But I love, love, LOVE striped clothes. I have two kinds of shirts in my closets. Shirts with stripes and shirts with one solid color. When I find a style I like, I buy every single color. If I find a style with stripes, I buy every single color of stripes. My closet looks like I ran into the closest Old Navy, grabbed all I could from the table nearest the door, and somehow got all the way home with it all without getting arrested.* The other half, Jay's half, full of dress shirts and golf polos, looks like The Mens Wearhouse and Tiger Woods met and exploded. He likes simplicity. He yearns for the days gone by when clothes could be chosen, not by matching colors or styles, but by matching the Garanimal on each item. Yes, my husband
*Note to any potential Old Navy employees and/or officers of the law who may be reading this: I (probably) did *not* do this. I bought all of my stuff for realsies.
Some women find their opinions, ideas, thoughts, tastes, choices become strangely different when they are pregnant and/or have children. I, however, found things to be EXACTLY the same. Granted, the clothes I was buying were much, much too small for my fat pregnant ass, but I bought every single onesie, shirt, shorts, socks in stripes. If I walked by a rack of baby clothes and something on it was striped, into my basket it went and home to hang in the child's closet it lived out its happy striped life. Each one of my kids were dressed from infancy through toddlerhood in stripes.
As they started getting older, however, the number of striped clothes didn't decrease, but the actual wearing of such items by the ingrates did. Left in the back of the closet were my personally selected striped clothes, already forgotten and replaced with Nike t-shirts and newly developed taste in all things gray (little Ryan), funny (little Justin), and orange, preferably dirty (little Branden). As they or Jay would clean out closets, discarding my beloved stripes into the Goodwill bag, many times I'd make a final Hail Mary by digging them out and then putting them back in the FRONT of the closet. I was hoping the instant visual would give it better appeal, but there was also that teensy part of me that even hoped maybe the fear of having something discarded from his child-sized closet yet hauntingly showing back up would scare him enough to wear it, even if only due to outright fear. Alas, no one was scared by creepy back-from-the-dead clothes, nor was Jay confused or surprised by my action. Turns out he would ALSO do a recheck to find what he knew I'd taken out of the Goodwill bag and put back so that he could get them back and put them back AGAIN into the Goodwill bag. This is usually when he also made that hurried trip TO Goodwill to make sure there would be no more takes backsies.
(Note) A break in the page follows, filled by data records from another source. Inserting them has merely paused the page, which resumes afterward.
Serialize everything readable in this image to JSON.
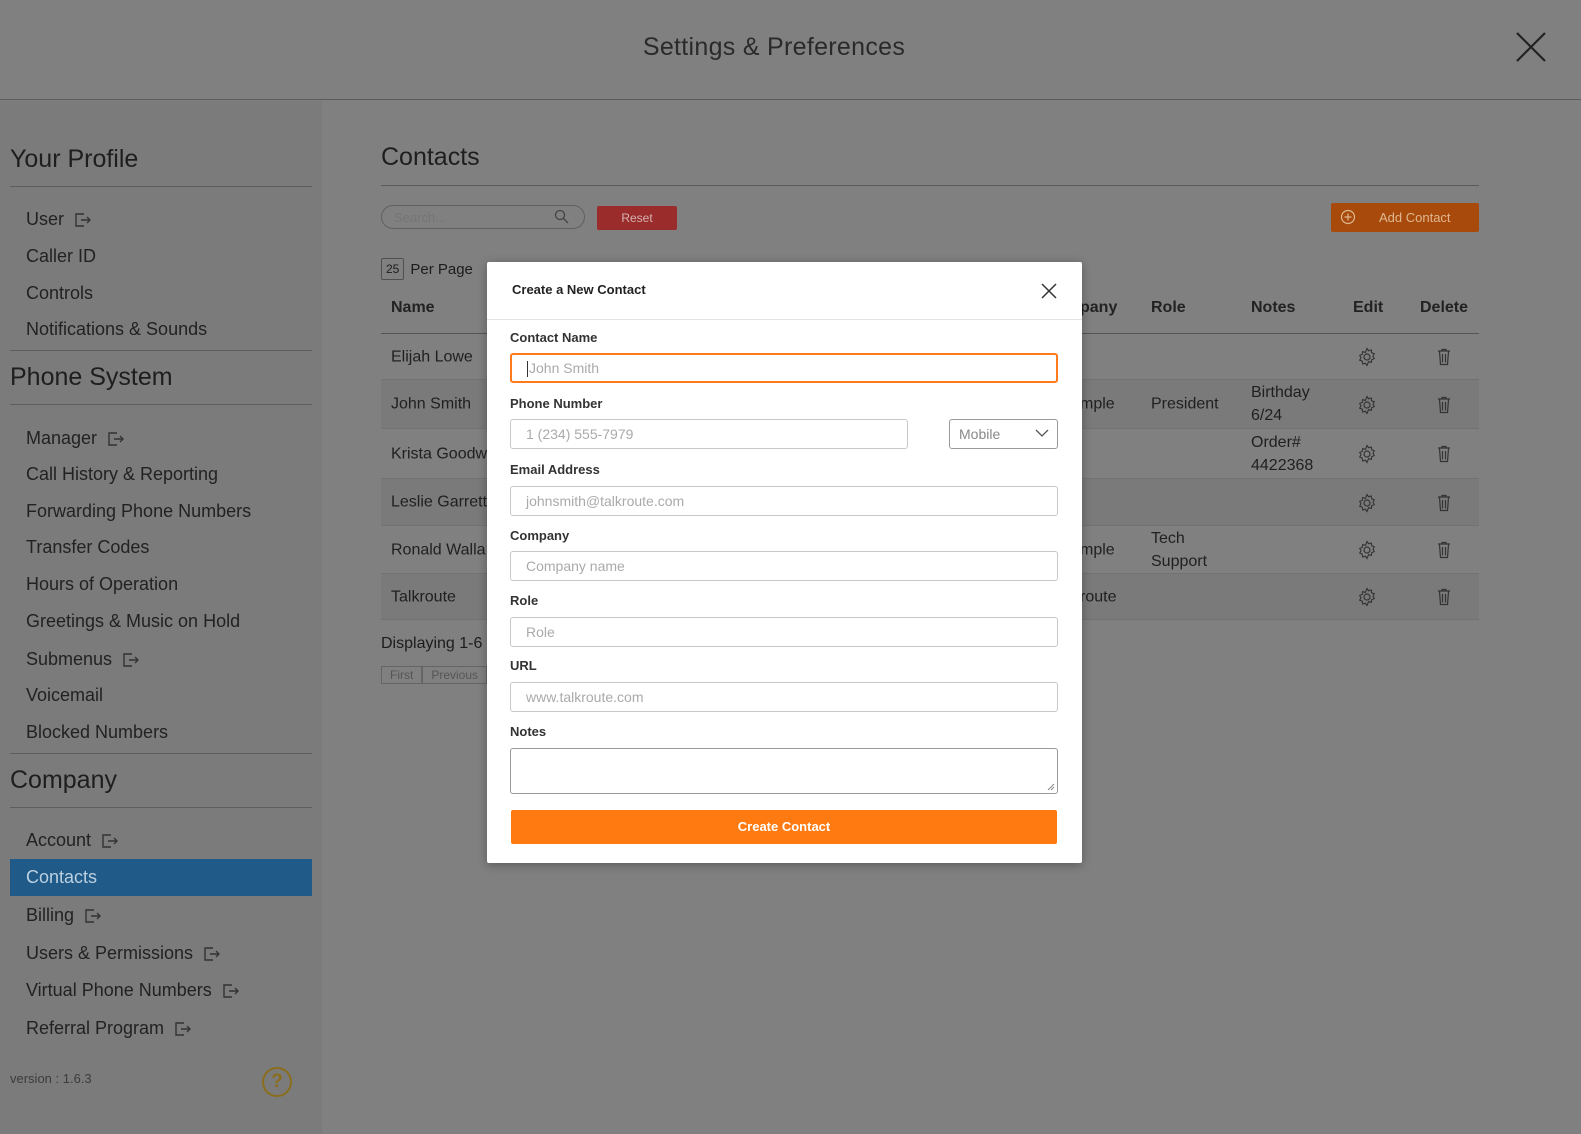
{
  "header": {
    "title": "Settings & Preferences",
    "close_icon": "close-icon"
  },
  "sidebar": {
    "sections": [
      {
        "title": "Your Profile",
        "items": [
          {
            "label": "User",
            "external": true
          },
          {
            "label": "Caller ID"
          },
          {
            "label": "Controls"
          },
          {
            "label": "Notifications & Sounds"
          }
        ]
      },
      {
        "title": "Phone System",
        "items": [
          {
            "label": "Manager",
            "external": true
          },
          {
            "label": "Call History & Reporting"
          },
          {
            "label": "Forwarding Phone Numbers"
          },
          {
            "label": "Transfer Codes"
          },
          {
            "label": "Hours of Operation"
          },
          {
            "label": "Greetings & Music on Hold"
          },
          {
            "label": "Submenus",
            "external": true
          },
          {
            "label": "Voicemail"
          },
          {
            "label": "Blocked Numbers"
          }
        ]
      },
      {
        "title": "Company",
        "items": [
          {
            "label": "Account",
            "external": true
          },
          {
            "label": "Contacts",
            "active": true
          },
          {
            "label": "Billing",
            "external": true
          },
          {
            "label": "Users & Permissions",
            "external": true
          },
          {
            "label": "Virtual Phone Numbers",
            "external": true
          },
          {
            "label": "Referral Program",
            "external": true
          }
        ]
      }
    ],
    "version": "version : 1.6.3",
    "help_icon": "question-circle-icon"
  },
  "main": {
    "title": "Contacts",
    "search_placeholder": "Search...",
    "reset_label": "Reset",
    "add_contact_label": "Add Contact",
    "per_page_value": "25",
    "per_page_label": "Per Page",
    "columns": [
      "Name",
      "pany",
      "Role",
      "Notes",
      "Edit",
      "Delete"
    ],
    "rows": [
      {
        "name": "Elijah Lowe",
        "company": "",
        "role": "",
        "notes": ""
      },
      {
        "name": "John Smith",
        "company": "mple",
        "role": "President",
        "notes": "Birthday 6/24"
      },
      {
        "name": "Krista Goodw",
        "company": "",
        "role": "",
        "notes": "Order# 4422368"
      },
      {
        "name": "Leslie Garrett",
        "company": "",
        "role": "",
        "notes": ""
      },
      {
        "name": "Ronald Walla",
        "company": "mple",
        "role": "Tech Support",
        "notes": ""
      },
      {
        "name": "Talkroute",
        "company": "route",
        "role": "",
        "notes": ""
      }
    ],
    "displaying": "Displaying 1-6",
    "pagination": [
      "First",
      "Previous"
    ]
  },
  "modal": {
    "title": "Create a New Contact",
    "fields": {
      "contact_name": {
        "label": "Contact Name",
        "placeholder": "John Smith"
      },
      "phone": {
        "label": "Phone Number",
        "placeholder": "1 (234) 555-7979",
        "type_selected": "Mobile"
      },
      "email": {
        "label": "Email Address",
        "placeholder": "johnsmith@talkroute.com"
      },
      "company": {
        "label": "Company",
        "placeholder": "Company name"
      },
      "role": {
        "label": "Role",
        "placeholder": "Role"
      },
      "url": {
        "label": "URL",
        "placeholder": "www.talkroute.com"
      },
      "notes": {
        "label": "Notes",
        "placeholder": ""
      }
    },
    "submit_label": "Create Contact"
  },
  "colors": {
    "accent": "#ff7a10",
    "active_nav": "#1f5a88",
    "reset": "#9a2c2c"
  }
}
So my kids are all older and I no longer pick their clothes, but I realize now nurture still beats nature. My oldest son, graduated from high school, now 18 and officially an adult, spent 2-1/2 weeks in AZ with my parents. When he returned to show off the many things he bought while there, I almost broke down and cried when I saw EVERY. SINGLE. SHIRT. WAS. STRIPED! At least one child was paying attention, and I couldn't be more proud. A leopard may change his spots, but a child of mine never, ever ditches the stripes.